時は流れ、多くの日系企業がベイエリアから引き上げ、らくにでも以前のような賑わいは少なくなりました。夜遅くまで開いていたらくにも客がいなければ10時前に店を閉まるようになり、早い時間に行ってもお客は少なく、いても日本人以外のお客ばかりになっていました。

僕も結婚して子供が生まれ、以前のように飲み歩くことは少なくなり、らくにからも足が遠のいていました。

ここ最近、ぴろ子も成長して、比較的安心してぴろ子連れで外食できるようになったので、最近、らくにに何度か家族連れで行っていますが、その矢先に閉店とのニュースが飛び込んできてショックです。

なんだか、らくには、自分が生まれる前からそこにあって、自分が年をとってからもまだ営業し続けているようなそんなお店に感じていただけに閉店のニュースは残念でなりません。

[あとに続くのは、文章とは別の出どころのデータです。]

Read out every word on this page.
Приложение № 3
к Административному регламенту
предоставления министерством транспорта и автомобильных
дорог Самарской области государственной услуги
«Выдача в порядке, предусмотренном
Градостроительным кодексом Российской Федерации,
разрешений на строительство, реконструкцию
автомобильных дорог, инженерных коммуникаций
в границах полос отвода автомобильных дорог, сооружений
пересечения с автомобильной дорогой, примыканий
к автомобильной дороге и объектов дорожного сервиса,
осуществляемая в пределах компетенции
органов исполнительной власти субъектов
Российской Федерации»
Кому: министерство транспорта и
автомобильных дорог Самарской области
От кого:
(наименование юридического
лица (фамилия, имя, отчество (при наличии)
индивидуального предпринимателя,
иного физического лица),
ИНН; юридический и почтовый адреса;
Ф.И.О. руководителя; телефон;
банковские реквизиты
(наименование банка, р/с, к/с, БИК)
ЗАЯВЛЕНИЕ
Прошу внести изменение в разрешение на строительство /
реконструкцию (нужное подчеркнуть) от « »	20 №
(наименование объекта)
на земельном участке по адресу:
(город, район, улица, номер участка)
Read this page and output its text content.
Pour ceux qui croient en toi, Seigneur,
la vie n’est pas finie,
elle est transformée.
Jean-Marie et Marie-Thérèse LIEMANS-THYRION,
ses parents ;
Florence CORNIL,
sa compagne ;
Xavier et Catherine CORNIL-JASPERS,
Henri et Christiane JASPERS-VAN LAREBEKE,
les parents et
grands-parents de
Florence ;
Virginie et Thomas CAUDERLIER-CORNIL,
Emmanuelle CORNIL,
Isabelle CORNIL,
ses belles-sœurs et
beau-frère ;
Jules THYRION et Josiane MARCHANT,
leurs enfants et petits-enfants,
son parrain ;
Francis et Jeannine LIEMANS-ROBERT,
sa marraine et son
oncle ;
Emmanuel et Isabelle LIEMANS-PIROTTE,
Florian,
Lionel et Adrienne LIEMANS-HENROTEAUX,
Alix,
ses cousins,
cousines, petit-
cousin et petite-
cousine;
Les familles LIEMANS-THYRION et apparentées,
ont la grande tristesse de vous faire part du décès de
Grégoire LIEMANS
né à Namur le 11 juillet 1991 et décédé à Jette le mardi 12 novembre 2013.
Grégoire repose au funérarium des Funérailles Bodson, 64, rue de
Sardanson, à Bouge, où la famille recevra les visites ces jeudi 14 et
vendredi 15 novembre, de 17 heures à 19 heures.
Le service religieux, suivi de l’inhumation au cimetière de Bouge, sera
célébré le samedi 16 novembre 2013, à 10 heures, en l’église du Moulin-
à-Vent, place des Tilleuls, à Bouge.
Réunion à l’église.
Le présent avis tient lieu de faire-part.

とは言え、クニさんとチコさんは長いことお店の暖簾を守ってきていただきました。他の日本食レストランが時代に合わせてメニューを変え、営業スタイルを変えるなか、らくには私の知る限りほとんど昔を変わっていません(サンマテオ界隈の和食レストランがメニューの値段をどんどんあげる中、らくにはほとんど上げていないように思う)。今後、お二人がどうされるのか噂レベルでしか知りませんが、顔で笑って、心で泣いて、お二人の新たな門出をお祝いしたいと思います。